Ketiga, Kemampuan Berpikir Kritis dan Analitis. Menulis
ilmiah bukan hanya menyampaikan fakta, tetapi juga mengevaluasi literatur yang
ada, mengidentifikasi gap penelitian, dan merumuskan argumen secara kritis.
Mahasiswa harus mampu menilai kekuatan dan kelemahan dari metode/metodologi,
interpretasi data, dan implikasi hasil penelitian.
Keempat, Kejelasan, Koherensi, & Koherensi Logis. Penulisan
ilmiah harus jelas, ringkas, dan mengikuti alur logis. Transisi antar bagian
(misalnya dari pendahuluan ke metode, dari hasil ke diskusi) harus mulus.
Pemilihan kalimat dan paragraf harus mendukung pembacaan yang mudah oleh
reviewer dan pembaca yang ahli di bidang tersebut. Struktur logis ini sangat
dihargai dalam dunia akademik.
Kelima, Gaya &
Bahasa Akademik. Termasuk di dalamnya penggunaan terminologi yang tepat,
penggunaan bahasa baku, gaya penulisan formal, serta kepatuhan terhadap gaya
(style) jurnal atau institusi (misalnya APA, MLA, IEEE, atau style spesifik
jurnal).
Bagi mahasiswa
dengan latar belakang nonbahasa Inggris, ini menjadi tantangan tambahan. Sumber
seperti Developing strategies to produce better scientific papers: a Recipe
for non-native users of English menawarkan strategi untuk penulis yang
menggunakan bahasa Inggris bukan sebagai bahasa pertama.
Keenam, Revisi dan
Umpan Balik (Feedback). Menulis pertama kali biasanya jauh dari sempurna.

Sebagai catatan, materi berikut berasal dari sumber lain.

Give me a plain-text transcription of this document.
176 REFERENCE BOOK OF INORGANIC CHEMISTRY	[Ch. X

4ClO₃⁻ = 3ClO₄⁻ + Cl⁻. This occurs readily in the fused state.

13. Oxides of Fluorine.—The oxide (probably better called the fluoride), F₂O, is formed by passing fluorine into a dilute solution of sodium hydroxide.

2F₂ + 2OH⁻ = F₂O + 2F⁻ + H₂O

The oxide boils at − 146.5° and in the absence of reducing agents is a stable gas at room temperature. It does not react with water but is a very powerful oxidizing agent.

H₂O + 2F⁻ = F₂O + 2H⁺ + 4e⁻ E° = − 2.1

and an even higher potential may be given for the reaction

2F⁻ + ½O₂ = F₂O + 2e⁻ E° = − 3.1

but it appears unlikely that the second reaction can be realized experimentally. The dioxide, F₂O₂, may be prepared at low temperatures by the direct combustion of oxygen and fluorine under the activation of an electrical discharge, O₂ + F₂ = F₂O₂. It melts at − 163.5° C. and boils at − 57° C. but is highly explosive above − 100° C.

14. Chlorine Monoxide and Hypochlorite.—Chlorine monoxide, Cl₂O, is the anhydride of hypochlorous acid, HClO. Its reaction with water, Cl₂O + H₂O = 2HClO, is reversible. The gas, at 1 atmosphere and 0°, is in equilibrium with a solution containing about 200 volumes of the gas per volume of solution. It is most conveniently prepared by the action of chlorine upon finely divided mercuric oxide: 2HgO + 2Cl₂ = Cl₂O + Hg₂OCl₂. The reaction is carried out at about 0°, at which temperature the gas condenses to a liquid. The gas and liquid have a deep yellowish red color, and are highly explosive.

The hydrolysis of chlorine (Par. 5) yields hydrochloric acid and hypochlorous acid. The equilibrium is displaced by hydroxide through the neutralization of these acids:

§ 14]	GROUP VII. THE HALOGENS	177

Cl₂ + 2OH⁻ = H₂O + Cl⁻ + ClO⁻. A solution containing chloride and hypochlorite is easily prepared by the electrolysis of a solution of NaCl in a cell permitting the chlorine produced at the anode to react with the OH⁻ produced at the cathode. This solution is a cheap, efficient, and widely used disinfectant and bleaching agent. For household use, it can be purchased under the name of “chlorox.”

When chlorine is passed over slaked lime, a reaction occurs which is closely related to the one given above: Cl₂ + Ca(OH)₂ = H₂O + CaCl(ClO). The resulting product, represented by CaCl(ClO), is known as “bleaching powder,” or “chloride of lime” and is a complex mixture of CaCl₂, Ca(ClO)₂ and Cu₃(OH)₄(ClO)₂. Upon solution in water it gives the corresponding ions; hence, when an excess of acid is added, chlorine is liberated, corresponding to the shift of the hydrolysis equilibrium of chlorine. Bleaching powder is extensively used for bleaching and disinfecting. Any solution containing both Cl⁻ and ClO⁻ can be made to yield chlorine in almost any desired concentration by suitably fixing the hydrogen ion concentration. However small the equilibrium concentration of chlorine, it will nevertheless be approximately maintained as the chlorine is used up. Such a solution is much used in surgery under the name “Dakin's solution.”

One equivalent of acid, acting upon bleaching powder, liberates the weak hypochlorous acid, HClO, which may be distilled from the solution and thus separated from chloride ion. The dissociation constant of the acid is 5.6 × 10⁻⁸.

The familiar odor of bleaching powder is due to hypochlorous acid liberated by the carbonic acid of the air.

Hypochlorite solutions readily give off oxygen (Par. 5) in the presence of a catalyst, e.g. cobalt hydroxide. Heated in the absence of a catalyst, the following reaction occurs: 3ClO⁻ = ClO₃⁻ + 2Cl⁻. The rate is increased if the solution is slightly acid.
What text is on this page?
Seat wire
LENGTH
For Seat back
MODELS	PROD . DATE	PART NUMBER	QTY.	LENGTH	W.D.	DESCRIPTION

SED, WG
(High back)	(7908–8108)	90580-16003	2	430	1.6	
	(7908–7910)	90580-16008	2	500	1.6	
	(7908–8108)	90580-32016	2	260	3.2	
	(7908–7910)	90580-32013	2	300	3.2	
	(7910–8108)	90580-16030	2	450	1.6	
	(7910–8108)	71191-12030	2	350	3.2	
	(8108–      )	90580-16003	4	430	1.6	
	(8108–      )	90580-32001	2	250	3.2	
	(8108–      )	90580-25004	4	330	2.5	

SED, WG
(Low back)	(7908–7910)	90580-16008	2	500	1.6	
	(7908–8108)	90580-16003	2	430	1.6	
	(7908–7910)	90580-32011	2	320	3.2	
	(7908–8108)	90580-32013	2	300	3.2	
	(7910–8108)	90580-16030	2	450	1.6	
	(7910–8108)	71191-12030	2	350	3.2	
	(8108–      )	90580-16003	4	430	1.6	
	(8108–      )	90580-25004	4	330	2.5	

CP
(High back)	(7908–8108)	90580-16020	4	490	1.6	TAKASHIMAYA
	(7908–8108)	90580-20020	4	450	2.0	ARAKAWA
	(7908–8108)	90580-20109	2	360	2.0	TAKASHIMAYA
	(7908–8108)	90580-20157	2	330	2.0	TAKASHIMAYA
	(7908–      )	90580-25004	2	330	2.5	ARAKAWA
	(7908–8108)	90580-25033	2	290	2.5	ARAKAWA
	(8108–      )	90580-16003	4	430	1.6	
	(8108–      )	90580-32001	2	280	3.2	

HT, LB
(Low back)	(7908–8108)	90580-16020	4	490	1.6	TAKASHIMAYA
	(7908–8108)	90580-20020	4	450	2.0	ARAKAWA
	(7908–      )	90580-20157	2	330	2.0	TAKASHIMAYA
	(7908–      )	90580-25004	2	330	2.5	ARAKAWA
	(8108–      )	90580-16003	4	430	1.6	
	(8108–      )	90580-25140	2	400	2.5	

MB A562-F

Revisi berdasarkan umpan balik dari pembimbing, rekan sejawat, atau reviewer
penting untuk memperbaiki struktur, argumen, bahasa, dan keakuratan ilmiah.
Program intervensi
terstruktur seperti yang dilakukan di kalangan mahasiswa biomedis menunjukkan
bahwa seminar penulisan dan konferensi satu-satu dengan spesialis penulisan
membantu meningkatkan produktivitas dan kualitas tulisan.
Tantangan yang sering dihadapi :
- Penundaan dan manajemen waktu. Banyak mahasiswa kesulitan
mengalokasikan waktu yang cukup untuk menulis, revisi, dan penelitian
literatur.
- Ketidakjelasan masalah penelitian. Sulit menentukan gap penelitian
atau pertanyaan riset yang cukup spesifik dan relevan.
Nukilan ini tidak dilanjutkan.